In the final stretch is Alpha Bank's big deal, the Galaxy project - one of the largest non-performing loan deals in Europe. With this transaction, the bank's NPEs index from 43% (September 20) is projected to fall to 23%, with the aim of falling below 10% in 2022. The central goal of the management is to achieve this target without any capital increases.

National Bank, through the Frontier project which was recently approved by its board, the lender will reduce the NPEs index below 15% from 30.1% at the end of last September. It is noted that the problem loans for sale constitute over 60% of the lender’s total stock of non-performing exposures.

As far as Piraeus Bank is concerned, it has been announced that a share capital increase will take place within the year with the aim of returning the bank to private investors. The bank's management is accelerating the plan to reduce the stock of non-performing loans and through Phoenix and Vega will succeed in reducing the NPEs index from 47% today to 30% by the end of the year. Management has announced that this year internal capital of 1 billion euros will be created which should be added to an additional 400 million euro boost coming from the ongoing exchange of Greek government bonds.

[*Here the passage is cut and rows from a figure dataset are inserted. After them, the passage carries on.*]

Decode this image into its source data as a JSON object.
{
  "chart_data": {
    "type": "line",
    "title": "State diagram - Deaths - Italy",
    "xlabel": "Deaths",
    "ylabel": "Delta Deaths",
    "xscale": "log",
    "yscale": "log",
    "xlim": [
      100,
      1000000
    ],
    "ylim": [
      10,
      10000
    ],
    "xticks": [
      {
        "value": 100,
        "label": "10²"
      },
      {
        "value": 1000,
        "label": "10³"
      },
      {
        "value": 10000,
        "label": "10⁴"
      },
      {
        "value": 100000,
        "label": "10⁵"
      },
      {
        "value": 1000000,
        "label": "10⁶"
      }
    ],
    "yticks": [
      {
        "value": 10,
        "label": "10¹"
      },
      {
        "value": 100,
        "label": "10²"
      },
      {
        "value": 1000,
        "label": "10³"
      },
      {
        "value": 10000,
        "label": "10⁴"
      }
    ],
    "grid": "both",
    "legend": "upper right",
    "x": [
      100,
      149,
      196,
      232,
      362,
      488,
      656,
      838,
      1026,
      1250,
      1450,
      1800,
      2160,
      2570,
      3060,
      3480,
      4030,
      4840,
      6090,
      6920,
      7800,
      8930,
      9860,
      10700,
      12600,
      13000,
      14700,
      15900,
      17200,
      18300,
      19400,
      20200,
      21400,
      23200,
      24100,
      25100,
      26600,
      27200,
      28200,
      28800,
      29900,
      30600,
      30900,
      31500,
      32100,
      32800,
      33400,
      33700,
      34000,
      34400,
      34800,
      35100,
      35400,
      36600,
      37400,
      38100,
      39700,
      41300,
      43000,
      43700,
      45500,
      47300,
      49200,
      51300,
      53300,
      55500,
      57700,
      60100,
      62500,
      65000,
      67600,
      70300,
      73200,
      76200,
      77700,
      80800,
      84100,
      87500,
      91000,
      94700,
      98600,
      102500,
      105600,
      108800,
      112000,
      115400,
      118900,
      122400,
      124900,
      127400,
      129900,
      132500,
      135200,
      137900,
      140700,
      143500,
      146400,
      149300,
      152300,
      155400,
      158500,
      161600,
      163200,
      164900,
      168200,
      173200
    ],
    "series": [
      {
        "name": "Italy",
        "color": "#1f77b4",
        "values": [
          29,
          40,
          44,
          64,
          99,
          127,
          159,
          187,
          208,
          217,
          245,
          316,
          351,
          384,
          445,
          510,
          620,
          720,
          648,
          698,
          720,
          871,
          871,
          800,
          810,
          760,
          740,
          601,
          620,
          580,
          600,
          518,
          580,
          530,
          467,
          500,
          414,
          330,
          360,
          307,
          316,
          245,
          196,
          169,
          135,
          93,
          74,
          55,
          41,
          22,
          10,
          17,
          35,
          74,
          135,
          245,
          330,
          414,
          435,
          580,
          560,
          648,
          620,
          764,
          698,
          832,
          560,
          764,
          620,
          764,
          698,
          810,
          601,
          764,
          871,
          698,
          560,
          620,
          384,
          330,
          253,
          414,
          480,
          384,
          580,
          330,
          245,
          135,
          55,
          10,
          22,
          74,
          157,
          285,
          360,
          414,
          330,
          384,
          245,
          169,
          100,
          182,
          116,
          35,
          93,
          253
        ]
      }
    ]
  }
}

Avoiding the need for more capital

The above major securitizations were carried out with the help of the state guarantees plan "Hercules" and reducing the NPL ratio to single-digits will be achieved mainly through this plan.

During the meeting held Friday by the Deputy Minister of Finance, George Zavvos, with the heads of the commercial banks, Zavvos conveyed to the banks the decision of the government to extend the state guarantee plan, through "Hercules II", and immediately present the plan to the commission. The aim is to obtain all the necessary approvals from the European authorities, including the ECB, within the first quarter of 2021 in order to make the new guarantee package available to banks and to proceed with new securitizations in order to finally address the problem. Zavvos is optimistic that the relevant approvals will be obtained quickly, as this is not a new plan but an extension of an existing one that has received the relevant approvals.

Through new securitizations, by utilizing the new state guarantees of "Hercules II", the banks are expected most of the ground to achieve their goals. In addition, credit expansion is helping, as a higher loan balance leads to a reduction in the percentage of non-performing loans.

An important tool, which could absorb the new non-performing loans created by the pandemic, is the Bank of Greece proposal to create a bad bank, a plan that the government is considering. The BoG's proposal has the added advantage that it will address the issue of deferred tax credits, while the creation of bad banks to manage bad debt coming out of the pandemic is a central European strategy.